Omdat twijfel aan de medische beoordeling ontbreekt, bestaat er geen aanleiding over te gaan tot benoeming van een deskundige.
4.6.
Evenmin wordt reden gezien te twijfelen aan de geschiktheid van de door de arbeidsdeskundige bezwaar en beroep geselecteerde functies. In het rapport van
22 maart 2019 heeft de arbeidsdeskundige bezwaar en beroep inzichtelijk beschreven dat in de functie productiemedewerker industrie (111180) men gebogen actief is met een buighoek van maximaal 30 graden en maximaal 3 minuten aaneen. Volgens de arbeidsdeskundige bezwaar en beroep is 30 graden zittend gebogen actief zijn nauwelijks belastend en heeft de verzekeringsarts bezwaar en beroep aangegeven dat het feit dat er zittend gebogen wordt gewerkt en de maximale buighoek slechts 30 graden is een zodanig verlichtend aspect is dat de frequentie van 6 x per uur en de duur van 3 minuten aaneen binnen de belastbaarheid blijft, zodat deze functie voor appellante geschikt moet worden geacht. De Raad ziet geen reden om te twijfelen aan dit oordeel. Ook wordt geen reden gezien te twijfelen aan de geschiktheid van de andere twee door de arbeidsdeskundige bezwaar en beroep geselecteerde functies. De arbeidsdeskundige bezwaar en beroep heeft na overleg met de verzekeringsarts bezwaar en beroep afdoende gemotiveerd dat de belastbaarheid van appellante in de functies wikkelaar/samensteller (267050) en machinebediende inpak/verpakkingsmachine (271093) niet wordt overschreden op het gebied van tillen. Voorts is appellante in de FML niet beperkt geacht met betrekking tot de knijp/grijpkracht van de handen zodat ook op dat punt van een overschrijding in de functie machinebediende inpak/verpakkingsmachine geen sprake is.
4.7.
De overwegingen 4.2 tot en met 4.6 leiden tot de conclusie dat het hoger beroep niet slaagt en de aangevallen uitspraak moet worden bevestigd.

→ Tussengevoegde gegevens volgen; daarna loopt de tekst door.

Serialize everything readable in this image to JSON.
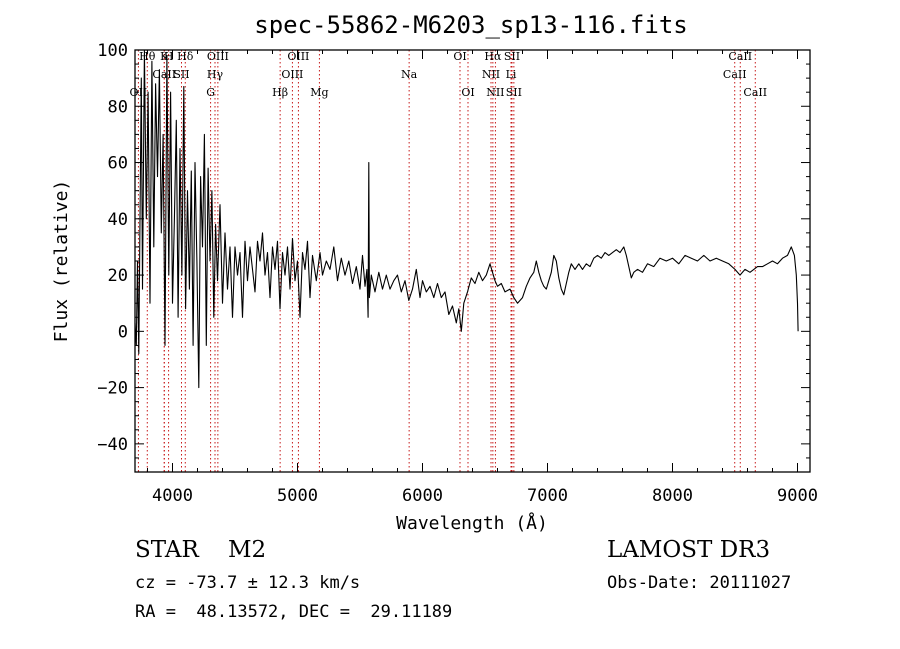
{
  "chart_data": {
    "type": "line",
    "title": "spec-55862-M6203_sp13-116.fits",
    "xlabel": "Wavelength (Å)",
    "ylabel": "Flux (relative)",
    "xlim": [
      3700,
      9100
    ],
    "ylim": [
      -50,
      100
    ],
    "xticks": [
      4000,
      5000,
      6000,
      7000,
      8000,
      9000
    ],
    "yticks": [
      -40,
      -20,
      0,
      20,
      40,
      60,
      80,
      100
    ],
    "series": [
      {
        "name": "spectrum",
        "color": "#000000",
        "points": [
          [
            3700,
            3
          ],
          [
            3710,
            -5
          ],
          [
            3720,
            25
          ],
          [
            3730,
            -8
          ],
          [
            3740,
            40
          ],
          [
            3750,
            90
          ],
          [
            3760,
            15
          ],
          [
            3775,
            100
          ],
          [
            3790,
            40
          ],
          [
            3805,
            85
          ],
          [
            3820,
            10
          ],
          [
            3835,
            96
          ],
          [
            3850,
            30
          ],
          [
            3865,
            88
          ],
          [
            3880,
            55
          ],
          [
            3895,
            93
          ],
          [
            3910,
            35
          ],
          [
            3925,
            70
          ],
          [
            3940,
            -5
          ],
          [
            3955,
            98
          ],
          [
            3970,
            20
          ],
          [
            3985,
            85
          ],
          [
            4000,
            10
          ],
          [
            4015,
            40
          ],
          [
            4030,
            75
          ],
          [
            4045,
            5
          ],
          [
            4060,
            65
          ],
          [
            4075,
            20
          ],
          [
            4090,
            87
          ],
          [
            4105,
            8
          ],
          [
            4120,
            50
          ],
          [
            4135,
            15
          ],
          [
            4150,
            57
          ],
          [
            4165,
            -5
          ],
          [
            4180,
            60
          ],
          [
            4195,
            25
          ],
          [
            4210,
            -20
          ],
          [
            4225,
            55
          ],
          [
            4240,
            30
          ],
          [
            4255,
            70
          ],
          [
            4270,
            -5
          ],
          [
            4285,
            58
          ],
          [
            4300,
            25
          ],
          [
            4315,
            50
          ],
          [
            4330,
            5
          ],
          [
            4345,
            38
          ],
          [
            4360,
            18
          ],
          [
            4380,
            45
          ],
          [
            4400,
            10
          ],
          [
            4420,
            35
          ],
          [
            4440,
            15
          ],
          [
            4460,
            30
          ],
          [
            4480,
            5
          ],
          [
            4500,
            30
          ],
          [
            4520,
            20
          ],
          [
            4540,
            28
          ],
          [
            4560,
            5
          ],
          [
            4580,
            32
          ],
          [
            4600,
            18
          ],
          [
            4620,
            30
          ],
          [
            4640,
            22
          ],
          [
            4660,
            14
          ],
          [
            4680,
            32
          ],
          [
            4700,
            25
          ],
          [
            4720,
            35
          ],
          [
            4740,
            20
          ],
          [
            4760,
            28
          ],
          [
            4780,
            12
          ],
          [
            4800,
            30
          ],
          [
            4820,
            22
          ],
          [
            4840,
            32
          ],
          [
            4860,
            8
          ],
          [
            4880,
            28
          ],
          [
            4900,
            20
          ],
          [
            4920,
            30
          ],
          [
            4940,
            15
          ],
          [
            4960,
            33
          ],
          [
            4980,
            18
          ],
          [
            5000,
            25
          ],
          [
            5020,
            5
          ],
          [
            5040,
            28
          ],
          [
            5060,
            22
          ],
          [
            5080,
            32
          ],
          [
            5100,
            12
          ],
          [
            5120,
            27
          ],
          [
            5150,
            18
          ],
          [
            5180,
            28
          ],
          [
            5200,
            20
          ],
          [
            5230,
            25
          ],
          [
            5260,
            22
          ],
          [
            5290,
            30
          ],
          [
            5320,
            18
          ],
          [
            5350,
            26
          ],
          [
            5380,
            20
          ],
          [
            5410,
            25
          ],
          [
            5440,
            17
          ],
          [
            5470,
            23
          ],
          [
            5500,
            15
          ],
          [
            5520,
            27
          ],
          [
            5540,
            16
          ],
          [
            5555,
            22
          ],
          [
            5565,
            5
          ],
          [
            5570,
            60
          ],
          [
            5575,
            12
          ],
          [
            5590,
            20
          ],
          [
            5620,
            14
          ],
          [
            5650,
            21
          ],
          [
            5680,
            15
          ],
          [
            5710,
            20
          ],
          [
            5740,
            15
          ],
          [
            5770,
            18
          ],
          [
            5800,
            20
          ],
          [
            5830,
            14
          ],
          [
            5860,
            18
          ],
          [
            5890,
            11
          ],
          [
            5920,
            15
          ],
          [
            5950,
            22
          ],
          [
            5980,
            12
          ],
          [
            6000,
            18
          ],
          [
            6030,
            14
          ],
          [
            6060,
            16
          ],
          [
            6090,
            12
          ],
          [
            6120,
            17
          ],
          [
            6150,
            12
          ],
          [
            6180,
            14
          ],
          [
            6210,
            6
          ],
          [
            6240,
            9
          ],
          [
            6270,
            3
          ],
          [
            6290,
            8
          ],
          [
            6310,
            0
          ],
          [
            6330,
            10
          ],
          [
            6360,
            14
          ],
          [
            6390,
            19
          ],
          [
            6420,
            17
          ],
          [
            6450,
            21
          ],
          [
            6480,
            18
          ],
          [
            6510,
            20
          ],
          [
            6540,
            24
          ],
          [
            6560,
            21
          ],
          [
            6580,
            18
          ],
          [
            6600,
            16
          ],
          [
            6630,
            17
          ],
          [
            6660,
            14
          ],
          [
            6700,
            15
          ],
          [
            6730,
            12
          ],
          [
            6760,
            10
          ],
          [
            6800,
            12
          ],
          [
            6830,
            16
          ],
          [
            6860,
            19
          ],
          [
            6890,
            21
          ],
          [
            6910,
            25
          ],
          [
            6930,
            21
          ],
          [
            6950,
            18
          ],
          [
            6970,
            16
          ],
          [
            6990,
            15
          ],
          [
            7010,
            18
          ],
          [
            7030,
            21
          ],
          [
            7050,
            27
          ],
          [
            7070,
            25
          ],
          [
            7090,
            19
          ],
          [
            7110,
            15
          ],
          [
            7130,
            13
          ],
          [
            7150,
            17
          ],
          [
            7170,
            21
          ],
          [
            7190,
            24
          ],
          [
            7220,
            22
          ],
          [
            7250,
            24
          ],
          [
            7280,
            22
          ],
          [
            7310,
            24
          ],
          [
            7340,
            23
          ],
          [
            7370,
            26
          ],
          [
            7400,
            27
          ],
          [
            7430,
            26
          ],
          [
            7460,
            28
          ],
          [
            7490,
            27
          ],
          [
            7520,
            28
          ],
          [
            7550,
            29
          ],
          [
            7580,
            28
          ],
          [
            7610,
            30
          ],
          [
            7630,
            27
          ],
          [
            7650,
            23
          ],
          [
            7670,
            19
          ],
          [
            7690,
            21
          ],
          [
            7720,
            22
          ],
          [
            7760,
            21
          ],
          [
            7800,
            24
          ],
          [
            7850,
            23
          ],
          [
            7900,
            26
          ],
          [
            7950,
            25
          ],
          [
            8000,
            26
          ],
          [
            8050,
            24
          ],
          [
            8100,
            27
          ],
          [
            8150,
            26
          ],
          [
            8200,
            25
          ],
          [
            8250,
            27
          ],
          [
            8300,
            25
          ],
          [
            8350,
            26
          ],
          [
            8400,
            25
          ],
          [
            8450,
            24
          ],
          [
            8500,
            22
          ],
          [
            8540,
            20
          ],
          [
            8580,
            22
          ],
          [
            8620,
            21
          ],
          [
            8650,
            22
          ],
          [
            8680,
            23
          ],
          [
            8720,
            23
          ],
          [
            8760,
            24
          ],
          [
            8800,
            25
          ],
          [
            8840,
            24
          ],
          [
            8880,
            26
          ],
          [
            8920,
            27
          ],
          [
            8950,
            30
          ],
          [
            8975,
            27
          ],
          [
            8990,
            20
          ],
          [
            9000,
            10
          ],
          [
            9005,
            0
          ]
        ]
      }
    ],
    "lines": [
      {
        "label": "OII",
        "x": 3727,
        "row": 3
      },
      {
        "label": "Hθ",
        "x": 3798,
        "row": 1
      },
      {
        "label": "CaII",
        "x": 3934,
        "row": 2
      },
      {
        "label": "K",
        "x": 3934,
        "row": 1
      },
      {
        "label": "H",
        "x": 3969,
        "row": 1
      },
      {
        "label": "SII",
        "x": 4072,
        "row": 2
      },
      {
        "label": "Hδ",
        "x": 4102,
        "row": 1
      },
      {
        "label": "OIII",
        "x": 4363,
        "row": 1
      },
      {
        "label": "Hγ",
        "x": 4340,
        "row": 2
      },
      {
        "label": "G",
        "x": 4305,
        "row": 3
      },
      {
        "label": "Hβ",
        "x": 4861,
        "row": 3
      },
      {
        "label": "OIII",
        "x": 4959,
        "row": 2
      },
      {
        "label": "OIII",
        "x": 5007,
        "row": 1
      },
      {
        "label": "Mg",
        "x": 5175,
        "row": 3
      },
      {
        "label": "Na",
        "x": 5893,
        "row": 2
      },
      {
        "label": "OI",
        "x": 6300,
        "row": 1
      },
      {
        "label": "OI",
        "x": 6364,
        "row": 3
      },
      {
        "label": "Hα",
        "x": 6563,
        "row": 1
      },
      {
        "label": "NII",
        "x": 6548,
        "row": 2
      },
      {
        "label": "NII",
        "x": 6583,
        "row": 3
      },
      {
        "label": "SII",
        "x": 6716,
        "row": 1
      },
      {
        "label": "Li",
        "x": 6708,
        "row": 2
      },
      {
        "label": "SII",
        "x": 6731,
        "row": 3
      },
      {
        "label": "CaII",
        "x": 8498,
        "row": 2
      },
      {
        "label": "CaII",
        "x": 8542,
        "row": 1
      },
      {
        "label": "CaII",
        "x": 8662,
        "row": 3
      }
    ]
  },
  "info": {
    "object_class": "STAR    M2",
    "survey": "LAMOST DR3",
    "redshift": "cz = -73.7 ± 12.3 km/s",
    "obs_date": "Obs-Date: 20111027",
    "coords": "RA =  48.13572, DEC =  29.11189"
  },
  "colors": {
    "spectrum": "#000000",
    "line_markers": "#c00000",
    "axes": "#000000",
    "background": "#ffffff"
  }
}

5. Voor een veroordeling in de proceskosten bestaat geen aanleiding.

BESLISSING

De Centrale Raad van Beroep bevestigt de aangevallen uitspraak.
Deze uitspraak is gedaan door T. Dompeling in tegenwoordigheid van L.R. Kokhuis als griffier. De beslissing is uitgesproken in het openbaar op 4 november 2021.